The remarkable thing about the Great Dusky Swift is that they roost and breeds at waterfalls and the nests are placed adjacent to – or even behind – the rushing water of the waterfalls! That is clever because then the waterfalls act as a protective wall against predators.
With its numerous waterfalls and the surrounding rainforest, the Iguazu Falls are a perfect area for the species, which also houses a large population.
Read more about the Great Dusky Swift and Iguazú National Park in the fact box.
We had spent all morning in the national park watching birds on the Macuco trail. We were lucky and got to see a flock of Spot-winged Wood-Quail crossing the trail in front of us. Along the way, there were tanagers and manakins, among others Band-tailed Manakin just to name one of the birds.
There were many birds and quiet and peaceful. On the Macuco trail, tourists do not come.

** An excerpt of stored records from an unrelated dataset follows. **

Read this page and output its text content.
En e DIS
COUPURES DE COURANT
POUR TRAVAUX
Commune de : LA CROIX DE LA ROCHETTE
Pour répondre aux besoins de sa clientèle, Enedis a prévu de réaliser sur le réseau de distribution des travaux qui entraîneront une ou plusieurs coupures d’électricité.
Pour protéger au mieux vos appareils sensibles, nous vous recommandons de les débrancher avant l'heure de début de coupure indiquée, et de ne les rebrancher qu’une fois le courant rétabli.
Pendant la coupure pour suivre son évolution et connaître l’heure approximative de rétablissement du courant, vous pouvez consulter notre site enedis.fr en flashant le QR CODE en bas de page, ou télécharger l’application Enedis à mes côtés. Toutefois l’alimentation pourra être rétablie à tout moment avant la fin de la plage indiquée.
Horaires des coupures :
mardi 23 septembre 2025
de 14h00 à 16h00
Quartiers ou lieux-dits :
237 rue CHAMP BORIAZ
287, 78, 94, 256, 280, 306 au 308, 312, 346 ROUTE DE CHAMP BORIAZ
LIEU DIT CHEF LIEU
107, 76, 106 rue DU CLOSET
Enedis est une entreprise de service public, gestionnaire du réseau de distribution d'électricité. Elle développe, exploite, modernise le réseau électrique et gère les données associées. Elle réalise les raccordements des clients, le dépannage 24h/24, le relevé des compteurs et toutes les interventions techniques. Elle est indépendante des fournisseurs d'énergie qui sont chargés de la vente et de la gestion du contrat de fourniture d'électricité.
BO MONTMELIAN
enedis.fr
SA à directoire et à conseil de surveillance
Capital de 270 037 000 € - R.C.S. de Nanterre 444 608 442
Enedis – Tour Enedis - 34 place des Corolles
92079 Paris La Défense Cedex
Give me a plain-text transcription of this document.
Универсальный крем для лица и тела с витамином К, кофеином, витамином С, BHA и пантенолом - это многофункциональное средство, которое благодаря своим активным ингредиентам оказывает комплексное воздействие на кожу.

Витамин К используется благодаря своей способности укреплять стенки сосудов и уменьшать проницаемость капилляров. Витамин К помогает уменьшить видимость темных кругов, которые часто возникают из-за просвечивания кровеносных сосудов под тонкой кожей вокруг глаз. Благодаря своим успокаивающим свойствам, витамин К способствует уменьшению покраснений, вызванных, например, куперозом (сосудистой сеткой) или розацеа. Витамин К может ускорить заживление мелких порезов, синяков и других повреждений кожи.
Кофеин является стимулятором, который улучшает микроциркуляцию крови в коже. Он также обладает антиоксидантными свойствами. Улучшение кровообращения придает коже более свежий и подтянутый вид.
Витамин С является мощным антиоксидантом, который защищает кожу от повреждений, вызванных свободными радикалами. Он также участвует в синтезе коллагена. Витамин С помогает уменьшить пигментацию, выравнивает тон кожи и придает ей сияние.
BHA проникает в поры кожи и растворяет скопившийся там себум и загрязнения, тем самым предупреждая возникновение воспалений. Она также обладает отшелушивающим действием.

Well, we only met a few local tourists. And that’s probably because that – besides a few small waterfalls – you can’t see the many impressive waterfalls, because you’re inside the rainforest.

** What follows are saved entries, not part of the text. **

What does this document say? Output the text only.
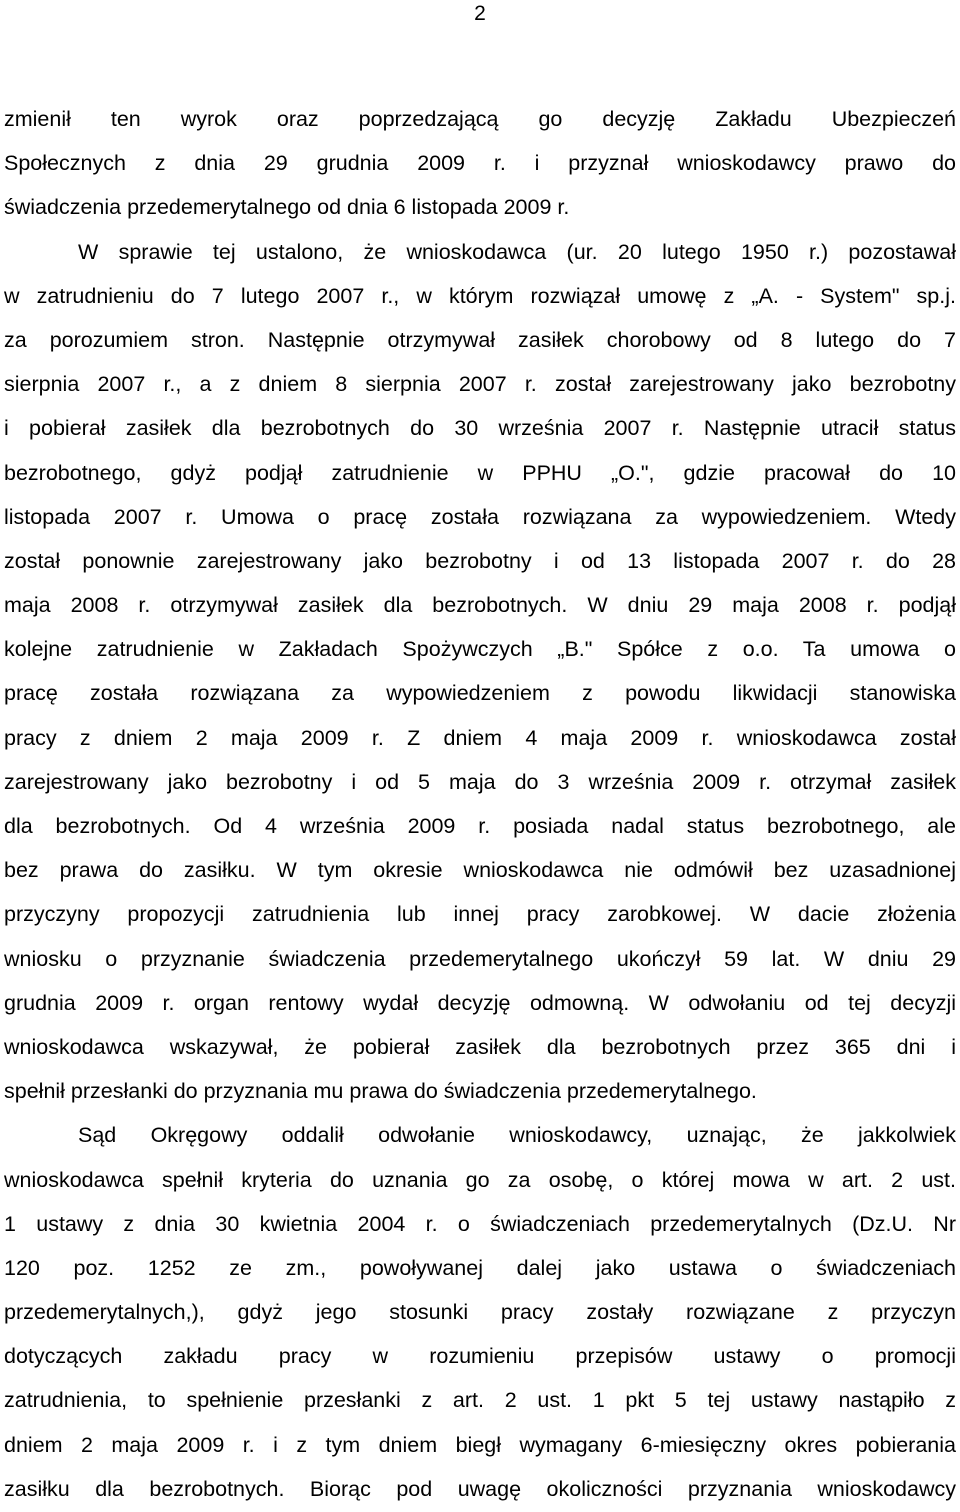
2
zmienił ten wyrok oraz poprzedzającą go decyzję Zakładu Ubezpieczeń
Społecznych z dnia 29 grudnia 2009 r. i przyznał wnioskodawcy prawo do
świadczenia przedemerytalnego od dnia 6 listopada 2009 r.
W sprawie tej ustalono, że wnioskodawca (ur. 20 lutego 1950 r.) pozostawał
w zatrudnieniu do 7 lutego 2007 r., w którym rozwiązał umowę z „A. - System" sp.j.
za porozumiem stron. Następnie otrzymywał zasiłek chorobowy od 8 lutego do 7
sierpnia 2007 r., a z dniem 8 sierpnia 2007 r. został zarejestrowany jako bezrobotny
i pobierał zasiłek dla bezrobotnych do 30 września 2007 r. Następnie utracił status
bezrobotnego, gdyż podjął zatrudnienie w PPHU „O.", gdzie pracował do 10
listopada 2007 r. Umowa o pracę została rozwiązana za wypowiedzeniem. Wtedy
został ponownie zarejestrowany jako bezrobotny i od 13 listopada 2007 r. do 28
maja 2008 r. otrzymywał zasiłek dla bezrobotnych. W dniu 29 maja 2008 r. podjął
kolejne zatrudnienie w Zakładach Spożywczych „B." Spółce z o.o. Ta umowa o
pracę została rozwiązana za wypowiedzeniem z powodu likwidacji stanowiska
pracy z dniem 2 maja 2009 r. Z dniem 4 maja 2009 r. wnioskodawca został
zarejestrowany jako bezrobotny i od 5 maja do 3 września 2009 r. otrzymał zasiłek
dla bezrobotnych. Od 4 września 2009 r. posiada nadal status bezrobotnego, ale
bez prawa do zasiłku. W tym okresie wnioskodawca nie odmówił bez uzasadnionej
przyczyny propozycji zatrudnienia lub innej pracy zarobkowej. W dacie złożenia
wniosku o przyznanie świadczenia przedemerytalnego ukończył 59 lat. W dniu 29
grudnia 2009 r. organ rentowy wydał decyzję odmowną. W odwołaniu od tej decyzji
wnioskodawca wskazywał, że pobierał zasiłek dla bezrobotnych przez 365 dni i
spełnił przesłanki do przyznania mu prawa do świadczenia przedemerytalnego.
Sąd Okręgowy oddalił odwołanie wnioskodawcy, uznając, że jakkolwiek
wnioskodawca spełnił kryteria do uznania go za osobę, o której mowa w art. 2 ust.
1 ustawy z dnia 30 kwietnia 2004 r. o świadczeniach przedemerytalnych (Dz.U. Nr
120 poz. 1252 ze zm., powoływanej dalej jako ustawa o świadczeniach
przedemerytalnych,), gdyż jego stosunki pracy zostały rozwiązane z przyczyn
dotyczących zakładu pracy w rozumieniu przepisów ustawy o promocji
zatrudnienia, to spełnienie przesłanki z art. 2 ust. 1 pkt 5 tej ustawy nastąpiło z
dniem 2 maja 2009 r. i z tym dniem biegł wymagany 6-miesięczny okres pobierania
zasiłku dla bezrobotnych. Biorąc pod uwagę okoliczności przyznania wnioskodawcy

Later in the day we would of course also see and experience the waterfalls and their most interesting residents – Great Dusky Swift.

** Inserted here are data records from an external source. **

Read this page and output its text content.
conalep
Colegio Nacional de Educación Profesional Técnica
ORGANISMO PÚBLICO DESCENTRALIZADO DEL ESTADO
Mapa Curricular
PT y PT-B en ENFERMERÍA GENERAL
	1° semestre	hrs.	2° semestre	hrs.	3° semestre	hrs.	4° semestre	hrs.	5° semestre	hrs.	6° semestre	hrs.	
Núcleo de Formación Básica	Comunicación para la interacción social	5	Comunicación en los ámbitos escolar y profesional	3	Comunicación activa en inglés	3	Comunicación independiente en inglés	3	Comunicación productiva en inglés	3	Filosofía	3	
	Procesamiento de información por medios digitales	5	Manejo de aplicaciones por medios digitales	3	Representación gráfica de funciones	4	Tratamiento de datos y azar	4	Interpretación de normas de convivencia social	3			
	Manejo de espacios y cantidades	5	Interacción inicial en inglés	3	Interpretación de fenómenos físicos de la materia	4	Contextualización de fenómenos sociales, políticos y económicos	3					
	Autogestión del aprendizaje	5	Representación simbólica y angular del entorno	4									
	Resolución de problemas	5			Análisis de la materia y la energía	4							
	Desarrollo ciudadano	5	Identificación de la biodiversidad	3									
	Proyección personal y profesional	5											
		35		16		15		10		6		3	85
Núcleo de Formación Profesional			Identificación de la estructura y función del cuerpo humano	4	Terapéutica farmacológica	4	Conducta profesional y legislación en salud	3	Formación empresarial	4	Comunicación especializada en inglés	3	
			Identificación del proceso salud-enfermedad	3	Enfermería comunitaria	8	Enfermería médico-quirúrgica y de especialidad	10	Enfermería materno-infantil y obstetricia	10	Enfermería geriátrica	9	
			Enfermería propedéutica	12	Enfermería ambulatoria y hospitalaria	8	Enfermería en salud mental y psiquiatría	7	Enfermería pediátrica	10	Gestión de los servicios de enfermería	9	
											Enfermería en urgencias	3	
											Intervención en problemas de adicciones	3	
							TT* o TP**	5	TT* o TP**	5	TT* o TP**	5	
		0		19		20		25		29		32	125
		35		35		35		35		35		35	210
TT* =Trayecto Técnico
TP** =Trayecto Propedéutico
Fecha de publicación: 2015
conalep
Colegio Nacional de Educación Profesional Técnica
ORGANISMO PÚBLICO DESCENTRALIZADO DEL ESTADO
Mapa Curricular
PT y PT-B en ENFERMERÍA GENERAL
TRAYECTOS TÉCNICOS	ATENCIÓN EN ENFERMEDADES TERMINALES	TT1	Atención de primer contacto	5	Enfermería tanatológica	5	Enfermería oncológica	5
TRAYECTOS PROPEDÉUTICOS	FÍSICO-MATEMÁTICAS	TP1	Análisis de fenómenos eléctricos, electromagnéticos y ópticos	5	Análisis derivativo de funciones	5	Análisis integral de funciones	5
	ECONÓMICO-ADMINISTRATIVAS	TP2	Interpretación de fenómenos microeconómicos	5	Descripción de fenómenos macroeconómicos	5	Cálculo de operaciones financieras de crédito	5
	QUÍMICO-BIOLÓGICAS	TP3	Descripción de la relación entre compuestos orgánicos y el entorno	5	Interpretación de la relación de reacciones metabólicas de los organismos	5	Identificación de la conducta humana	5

An inferno of rushing water
It was wet at the Devil’s Throat – the largest and most impressive of the 275 waterfalls that make up the Iguazu Falls. It was an inferno of water and the noise of the rushing water was very loud. The water flow was huge and with a force that a mist of water droplets hung over the Devil’s Throat, which could be seen from a long distance. And not only that, some rain showers enhanced the experience of water and more water.
But there were no swifts to see – neither in the air nor on the cliffs, which we patiently scanned with our binoculars. It was not an easy task. Not only because of the fog but also because the space on the viewing platform was packed with people – tourists trying to get the perfect selfie in front of the Devil’s Throat.
We went down to the “Lower Walk” where you can see the waterfalls Dos Hermanas, Ramirez, Chico and the large wall of water at the Bosseti waterfalls. At one of the waterfalls, there was a sign informing about the exciting swifts living at the waterfalls. But we couldn’t find any here either!
On the other hand, there were probably more people on this path than up at the Devil’s Throat. Even though it was not high season, it felt a bit like we had hit the tourist route again (read about when we hit the tourist route in Peru in Desert racing, mysterious lines and a summer residence – we took the tourist route).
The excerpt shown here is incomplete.